Given are the vectors $v_{1}=\begin{pmatrix} 1\\ 3\\ 5
\end{pmatrix}, v_{2}=\begin{pmatrix} 4\\ 5\\ 6 \end{pmatrix},
v_{3}=\begin{pmatrix} 6\\ 4\\ 2 \end{pmatrix}$ from
$\mathbb{R}^{3}$.What's the dimension of the vector subspace $U =
\text{span}\left\{v_{1},v_{2},v_{3} \right\}$
I was looking for a task about dimensions and I'm glad I could find one. However, I'm not sure if I did it correctly. Also, if I did it right at all, I'd like to know if there is an easier / faster way to do it.
I wrote these vectors as a matrix:
$$\begin{pmatrix}
1 & 4 & 6\\
3 & 5 & 4\\
5 & 6 & 2
\end{pmatrix}$$
I transposed the matrix:
$$\begin{pmatrix}
1 & 3 & 5\\
4 & 5 & 6\\
6 & 4 & 2
\end{pmatrix}$$
Then I tried to create as many zero lines as possible by using Gauss. I ended up with (skipped the single steps to keep it short):
$$\begin{pmatrix}
-24 & -72 & -120\\
0 & 56 & 112\\
0 & 0 & 0
\end{pmatrix}$$
Transpose this matrix:
$$\begin{pmatrix}
-24 & 0 & 0\\
-72 & 56 & 0\\
-120 & 112 & 0
\end{pmatrix}$$
Thus the dimension of the vector subspace $U$ is $2$.

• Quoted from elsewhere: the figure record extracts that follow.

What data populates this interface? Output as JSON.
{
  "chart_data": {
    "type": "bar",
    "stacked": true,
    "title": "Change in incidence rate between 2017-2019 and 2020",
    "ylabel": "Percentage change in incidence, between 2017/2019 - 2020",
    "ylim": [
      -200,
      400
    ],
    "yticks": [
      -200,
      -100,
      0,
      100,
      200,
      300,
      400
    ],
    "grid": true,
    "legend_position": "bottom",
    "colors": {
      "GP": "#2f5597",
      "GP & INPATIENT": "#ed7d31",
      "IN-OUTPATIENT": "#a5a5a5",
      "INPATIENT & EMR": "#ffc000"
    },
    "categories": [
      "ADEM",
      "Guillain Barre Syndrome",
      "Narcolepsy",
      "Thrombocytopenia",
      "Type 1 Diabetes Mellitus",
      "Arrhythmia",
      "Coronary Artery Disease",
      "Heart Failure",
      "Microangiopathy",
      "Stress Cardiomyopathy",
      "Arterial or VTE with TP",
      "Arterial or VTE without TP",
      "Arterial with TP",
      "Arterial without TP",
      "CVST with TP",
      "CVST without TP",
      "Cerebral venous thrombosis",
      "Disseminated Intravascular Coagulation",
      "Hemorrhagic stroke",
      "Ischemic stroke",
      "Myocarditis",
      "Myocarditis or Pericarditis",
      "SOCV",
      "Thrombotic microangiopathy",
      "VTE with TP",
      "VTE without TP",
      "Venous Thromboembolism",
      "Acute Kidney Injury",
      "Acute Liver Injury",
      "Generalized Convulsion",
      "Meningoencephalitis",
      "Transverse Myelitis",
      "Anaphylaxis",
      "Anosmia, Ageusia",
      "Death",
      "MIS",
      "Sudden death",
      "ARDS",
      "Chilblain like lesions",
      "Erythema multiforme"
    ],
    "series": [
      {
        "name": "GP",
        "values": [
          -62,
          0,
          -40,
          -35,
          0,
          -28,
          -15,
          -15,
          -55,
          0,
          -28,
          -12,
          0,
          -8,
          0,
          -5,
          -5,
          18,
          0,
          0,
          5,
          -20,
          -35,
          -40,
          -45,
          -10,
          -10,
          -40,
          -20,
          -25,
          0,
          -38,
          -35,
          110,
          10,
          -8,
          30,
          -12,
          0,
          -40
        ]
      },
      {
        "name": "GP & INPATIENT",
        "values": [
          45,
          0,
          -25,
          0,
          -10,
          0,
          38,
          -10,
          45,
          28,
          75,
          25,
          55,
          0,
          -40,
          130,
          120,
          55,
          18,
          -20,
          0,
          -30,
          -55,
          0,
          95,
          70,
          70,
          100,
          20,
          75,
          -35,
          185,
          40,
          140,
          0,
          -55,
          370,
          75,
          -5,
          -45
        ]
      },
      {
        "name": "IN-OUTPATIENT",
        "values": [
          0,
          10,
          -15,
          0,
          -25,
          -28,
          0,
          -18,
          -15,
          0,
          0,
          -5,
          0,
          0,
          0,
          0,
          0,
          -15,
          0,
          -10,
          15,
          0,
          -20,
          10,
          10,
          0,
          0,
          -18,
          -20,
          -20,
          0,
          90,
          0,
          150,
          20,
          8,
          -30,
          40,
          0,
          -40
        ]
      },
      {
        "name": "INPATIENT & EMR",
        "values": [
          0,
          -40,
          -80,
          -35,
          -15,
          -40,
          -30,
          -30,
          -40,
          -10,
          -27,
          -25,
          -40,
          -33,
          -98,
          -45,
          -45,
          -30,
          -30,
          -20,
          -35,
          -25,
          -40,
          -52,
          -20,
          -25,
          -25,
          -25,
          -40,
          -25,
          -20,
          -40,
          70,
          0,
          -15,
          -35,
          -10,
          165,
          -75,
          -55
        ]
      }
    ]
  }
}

Is it correct (I'm pretty sure I did the Gauss part I skipped correctly)?
Best Answer
What you did is a correct way to do it. By definition, rank of a matrix is dimension of row/column space (it is a theorem that these are equal), i.e. for matrix $(v_1\ v_2\ \ldots\ v_n)$, where $\{v_1,\ldots,v_n\}$ are column vectors, $\operatorname{rank}(v_1\ v_2\ \ldots\ v_n) = \dim\operatorname{span}\{v_1,\ldots,v_n\}$.
However, there is no need to transpose matrix back and forth. Rank of matrix is invariant under Gaussian elimination of either rows or columns. In practice, it is enough to produce upper triangular matrix using Gaussian elimination and count non-zero rows. Thus, you could have done something like this:
$$\begin{pmatrix} 1 & 4 & 6\\ 3 & 5 & 4\\ 5 & 6 & 2 \end{pmatrix}\sim \begin{pmatrix} 1 & 4 & 6\\ 0 & -7 & -14\\ 0 & -14 & -28 \end{pmatrix}\sim \begin{pmatrix} 1 & 4 & 6\\ 0 & -7 & -14\\ 0 & 0 & 0 \end{pmatrix}$$